St Josephine Bakhita
Liverpool Cathedral announced who their new Dean will be last Wednesday – Canon Doctor Susan Jones. Susan had been Dean of Bangor Cathedral from 2011 and then moved to Derby Diocese three years ago as Canon for Mission and was for a brief time acting Dean of Derby during an interregnum at Derby Cathedral. She will be the eighth and first female Dean at Liverpool Cathedral marking a new chapter in its life. It will be some months before she is installed and takes up her post but we assure the new Dean and the Cathedral of our prayer and support at this time.

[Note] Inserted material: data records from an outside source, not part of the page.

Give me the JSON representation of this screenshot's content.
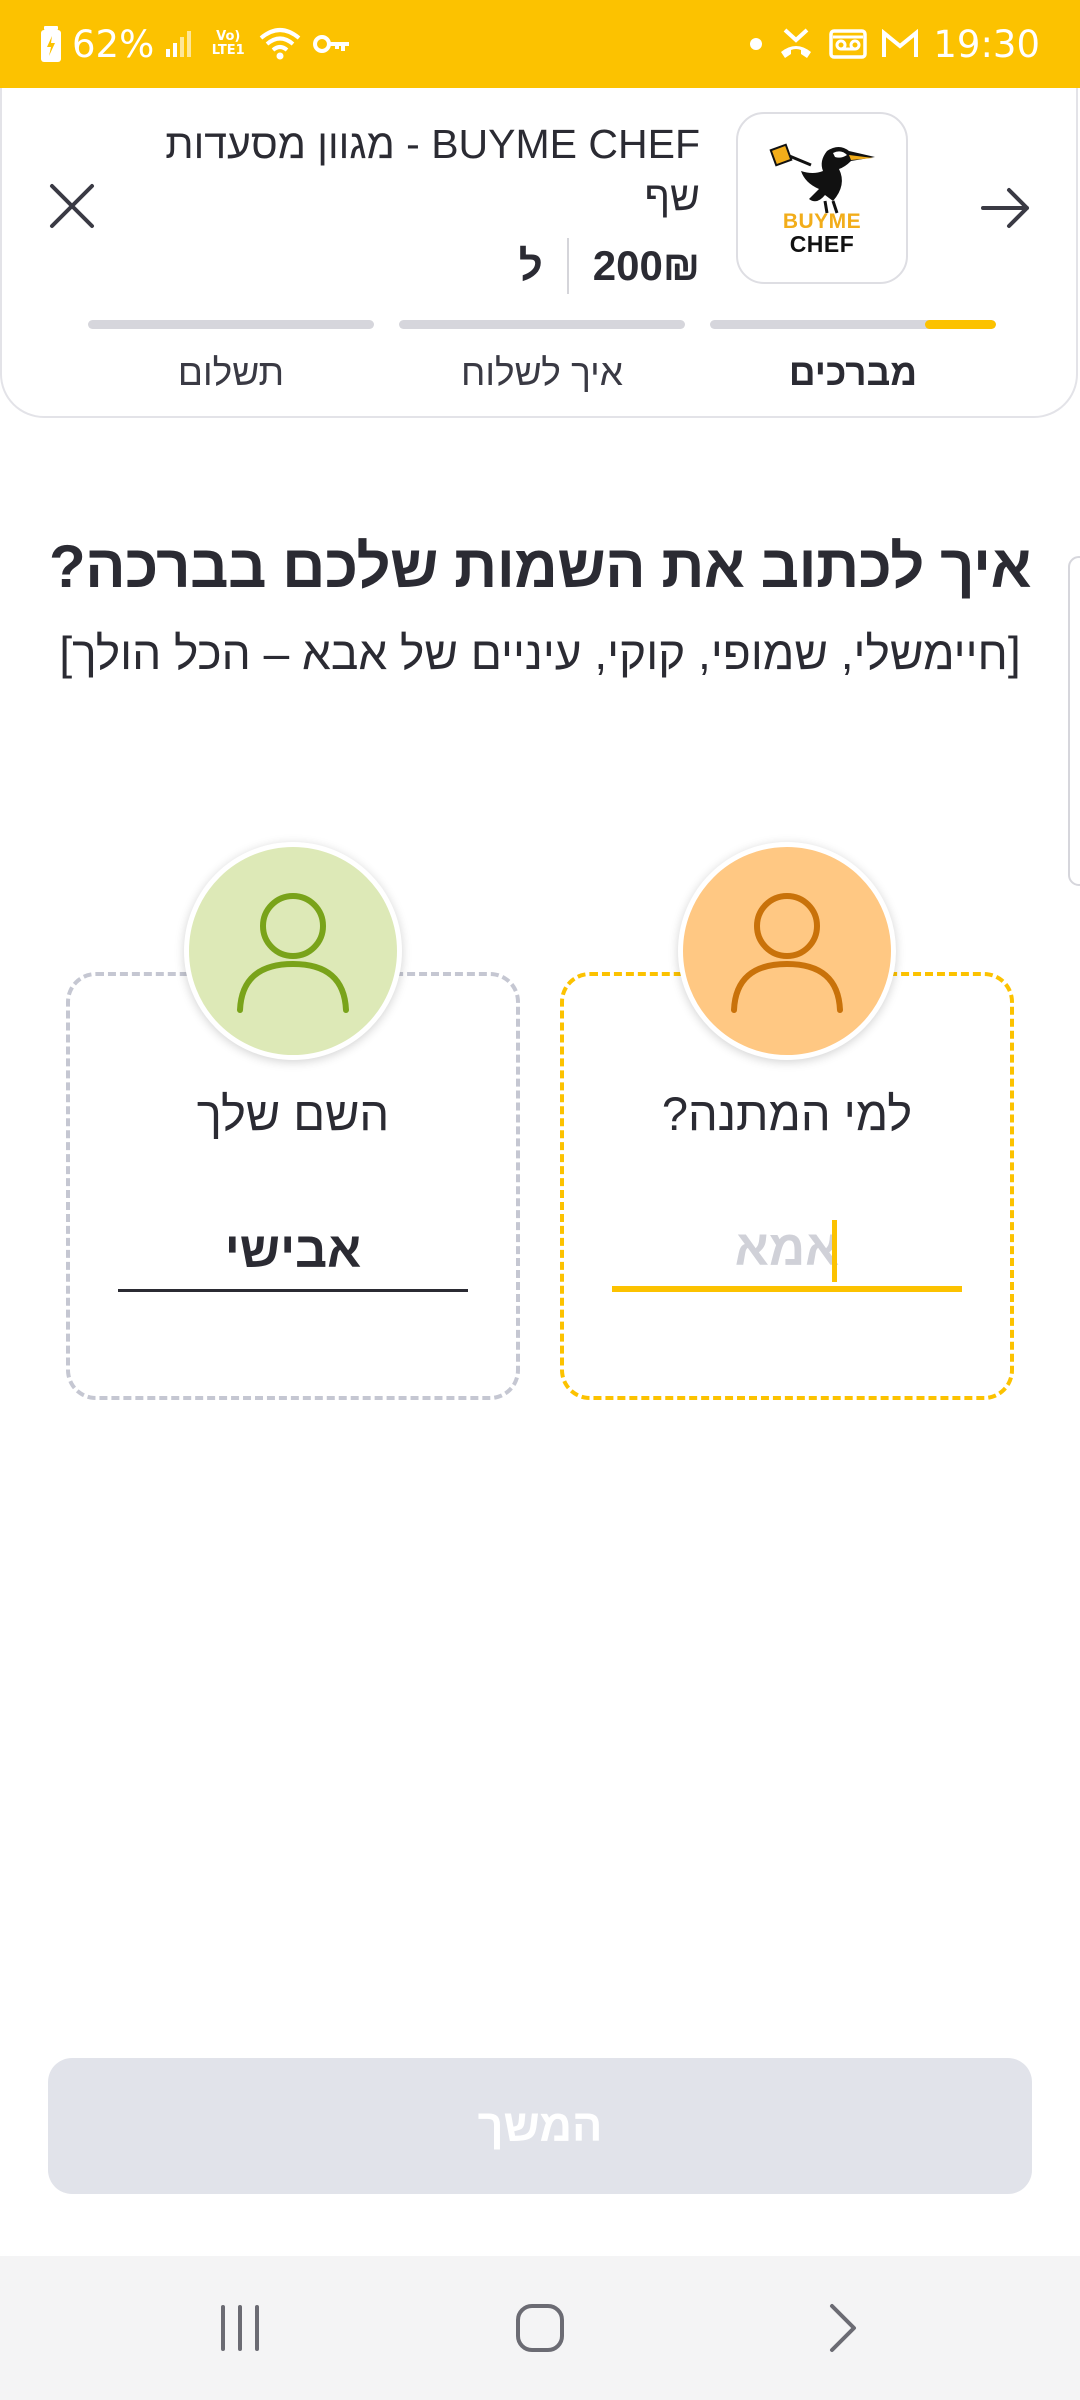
{
  "status_bar": {
    "battery_percent": "62%",
    "network_label": "Vo) LTE1",
    "time": "19:30",
    "icons": [
      "battery-icon",
      "signal-icon",
      "wifi-icon",
      "vpn-key-icon",
      "dot-icon",
      "missed-call-icon",
      "voicemail-icon",
      "gmail-icon"
    ]
  },
  "header": {
    "product_title": "BUYME CHEF - מגוון מסעדות שף",
    "price": "200₪",
    "price_unit": "ל",
    "logo": {
      "line1": "BUYME",
      "line2": "CHEF"
    },
    "close_icon": "close-icon",
    "back_icon": "arrow-right-icon"
  },
  "steps": [
    {
      "label": "מברכים",
      "active": true,
      "progress": 0.25
    },
    {
      "label": "איך לשלוח",
      "active": false,
      "progress": 0
    },
    {
      "label": "תשלום",
      "active": false,
      "progress": 0
    }
  ],
  "question": "איך לכתוב את השמות שלכם בברכה?",
  "hint": "[חיימשלי, שמופי, קוקי, עיניים של אבא – הכל הולך]",
  "recipient": {
    "label": "למי המתנה?",
    "placeholder": "אמא",
    "value": "",
    "avatar_icon": "person-icon"
  },
  "sender": {
    "label": "השם שלך",
    "value": "אבישי",
    "avatar_icon": "person-icon"
  },
  "continue_label": "המשך",
  "colors": {
    "brand_yellow": "#fcc200",
    "recipient_avatar": "#ffc883",
    "sender_avatar": "#dde9b7",
    "disabled_button": "#e1e3ea"
  }
}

On Thursday we keep the memorial of St Josephine Bakhita and I have to confess I only really read up on her life story in recent years wondering why she was linked as a patron saint of slaves and particularly trafficked women. Born in Sudan in 1869 she was abducted from her family in Sudan at an early age she was sold into slavery and brutally treated by some of the families and in situations that she was placed as a slave and servant. She eventually ended up as a servant to an Italian family and went to Italy with them for a few years whilst they were preparing to resettle in a new home back in Sudan. For a short while the servants of the family were housed in a convent where Josephine was instructed in the faith and when she was ordered to return with the family to Sudan as a slave she refused to go and the sisters took the case to the Italian courts who declared her free to stay. For the rest of her life she took religious vows and lived as a Canossian sister in Northern Italy, where she was known for her holiness and she was loved by the local people. She died in 1947 and was declared a saint in 2000. In recent years we have been made aware that the problems of human trafficking and enslavement are more prevalent than ever and evident even in our own society.
The Archdiocese has recently allowed the Medaille trust to use one of our properties in Widnes to rehouse trafficked women and nationally Cardinal Vincent Nicholls has been instrumental in working with the police and international agencies to raise awareness and find ways of combating this. A recently canonised saint with a relevance for our times.
Next Sunday we celebrate our Annual Civic Mass at 11.00am, when we will welcome many of the leaders within civic and public life not just from Liverpool but also the boroughs across the whole of the Archdiocese. It is an opportunity for us to give thanks and to pray for our local communities and all those who work for the good of others and of our society.